Didn't Cap still have some amnesia after being frozen in ice for so long?
Even in the pre-Invaders continuity,Cap should have known about Namor,since he had been destroying New York City around 1940-41.
Someone needs a'Slappin'
"Women have it so easy."
...especially, when men are the writers. XD But, really, if there are any women who should be a secretary for a group of male superhero's *cough* Wonder Woman *cough**cough* it should be Wasp (though, i'm sure there are many other women in the Marvel U that would fit the bill as well). I'm just saying, what can the Wasp do? Even, if she was a bad secretary it would still be better than her being a bad superheroine.
Seriously, the Wasp had to take a bathroom break in the middle of a fight? I've always wondered what would happen, if someone had to "go" and just yelled for a time-out. Would they all just stand around and smoke a cigarette or have a coffee until the timeout was over and start fighting again?
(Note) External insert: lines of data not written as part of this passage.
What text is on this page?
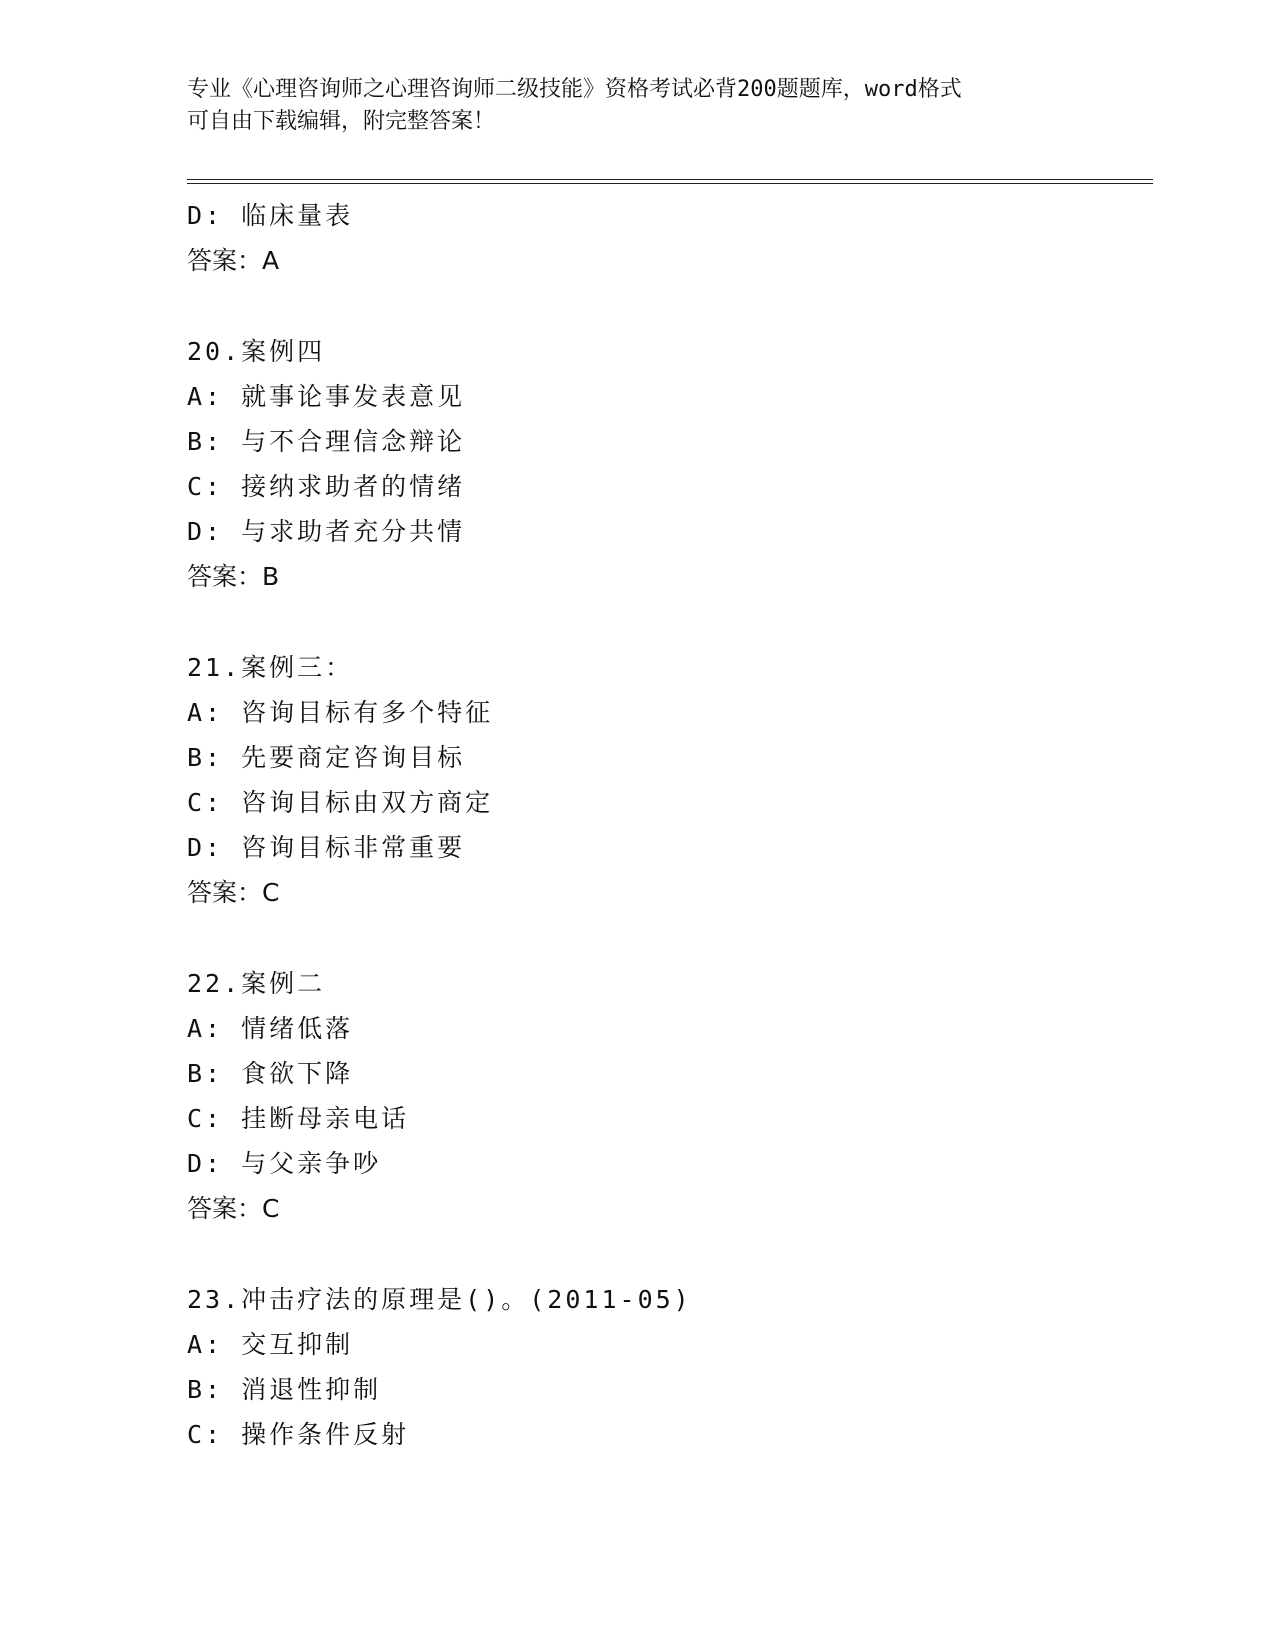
专业《心理咨询师之心理咨询师二级技能》资格考试必背200题题库，word格式
可自由下载编辑，附完整答案！
D: 临床量表
答案：A
20.案例四
A: 就事论事发表意见
B: 与不合理信念辩论
C: 接纳求助者的情绪
D: 与求助者充分共情
答案：B
21.案例三：
A: 咨询目标有多个特征
B: 先要商定咨询目标
C: 咨询目标由双方商定
D: 咨询目标非常重要
答案：C
22.案例二
A: 情绪低落
B: 食欲下降
C: 挂断母亲电话
D: 与父亲争吵
答案：C
23.冲击疗法的原理是()。(2011-05)
A: 交互抑制
B: 消退性抑制
C: 操作条件反射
sallyp, Don't you remember the jail break scene in "Watchmen"? When you have to go, you HAVE to go. Of course, in that particular case, it wasn't a otty emergency.
Also, Samus, I ake it you're a videogame fan, huh?
Sheesh. I bet they wanted to fit a little more pompousness onto that cover, but there just wasn't room for it.
What do you expect from Wasp? The Avengers didn't have a piano.
I seem to recall there was an explanation later as to why Namor didn't recognize Cap during this encounter, but not for vice versa.
Oh, Namor recognized Cap, all right... He just chose not to acknowledge him.